9. In saying this, I do not express the stronger claim that it would violate the fundamental laws of nature for a watch to come into existence, uncaused by a representation of watch.

10. Because racial terms were presumably introduced in to refer to some non-social kind, the constructionist would likely need to insist that the referent of racial terms involved in covert constructions “switched” at some point from an intended but failed referent to an unintended but successful one. Discussion of reference switching has an old and continuing presence in the theory of reference (e.g. Evans 1973; Tye 1998).

11. See Hacking 1999 on interpreting Pickering's (1984) claims about constructing quarks in this way.

12. An important subset of representations of the world are human beliefs, and these are a sort of human trait. Thus the discussion of the construction of representations (above) overlaps with the social construction of human traits.

13. Hacking's own interpretation of looping effects remains controversial (e.g. Mallon 2003; Murphy 2006 Chp. 7). Murphy notes that Hacking's own interpretation of the “looping effect” is not always causal—he sometimes (e.g.
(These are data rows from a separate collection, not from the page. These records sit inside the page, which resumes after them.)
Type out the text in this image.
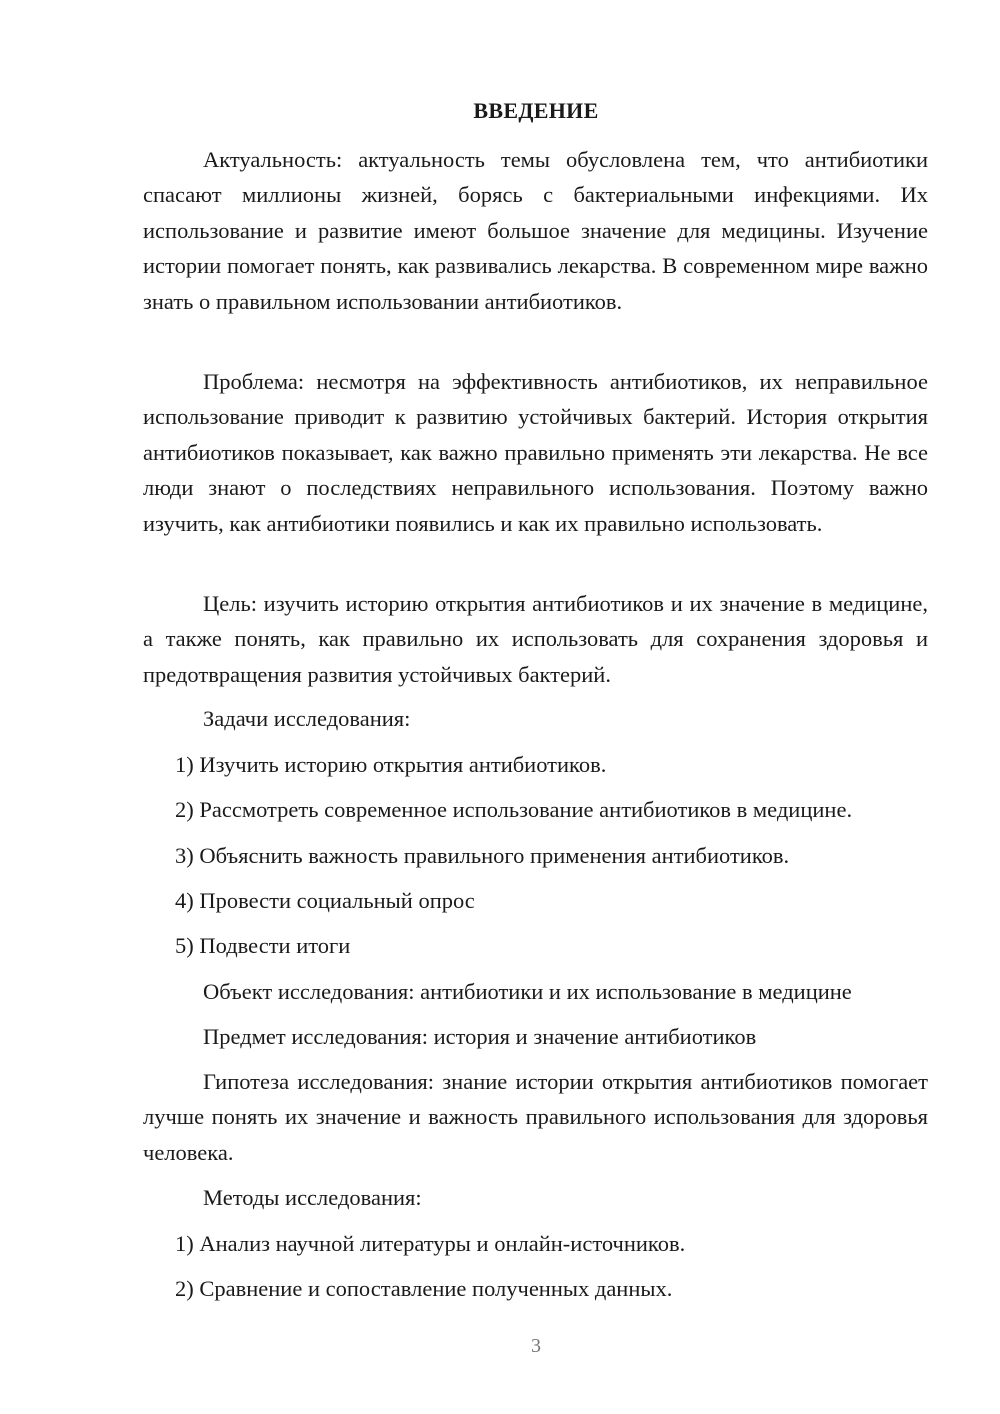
ВВЕДЕНИЕ

Актуальность: актуальность темы обусловлена тем, что антибиотики спасают миллионы жизней, борясь с бактериальными инфекциями. Их использование и развитие имеют большое значение для медицины. Изучение истории помогает понять, как развивались лекарства. В современном мире важно знать о правильном использовании антибиотиков.

Проблема: несмотря на эффективность антибиотиков, их неправильное использование приводит к развитию устойчивых бактерий. История открытия антибиотиков показывает, как важно правильно применять эти лекарства. Не все люди знают о последствиях неправильного использования. Поэтому важно изучить, как антибиотики появились и как их правильно использовать.

Цель: изучить историю открытия антибиотиков и их значение в медицине, а также понять, как правильно их использовать для сохранения здоровья и предотвращения развития устойчивых бактерий.

Задачи исследования:
1) Изучить историю открытия антибиотиков.
2) Рассмотреть современное использование антибиотиков в медицине.
3) Объяснить важность правильного применения антибиотиков.
4) Провести социальный опрос
5) Подвести итоги
Объект исследования: антибиотики и их использование в медицине
Предмет исследования: история и значение антибиотиков

Гипотеза исследования: знание истории открытия антибиотиков помогает лучше понять их значение и важность правильного использования для здоровья человека.

Методы исследования:
1) Анализ научной литературы и онлайн-источников.
2) Сравнение и сопоставление полученных данных.
3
Hacking 1999) suggests a semantic interpretation of the approach.

14. The complementary position is also possible: endorsing nativism about some human trait but constructionism about the theory of the trait.

15. Niche selectionist ideas also have a role to play in proximal constructionist and empiricist explanation. The shaping of cultural milieus by culture is a form of niche which can explain human traits independently of nativist explanations (see the entry on innateness and language).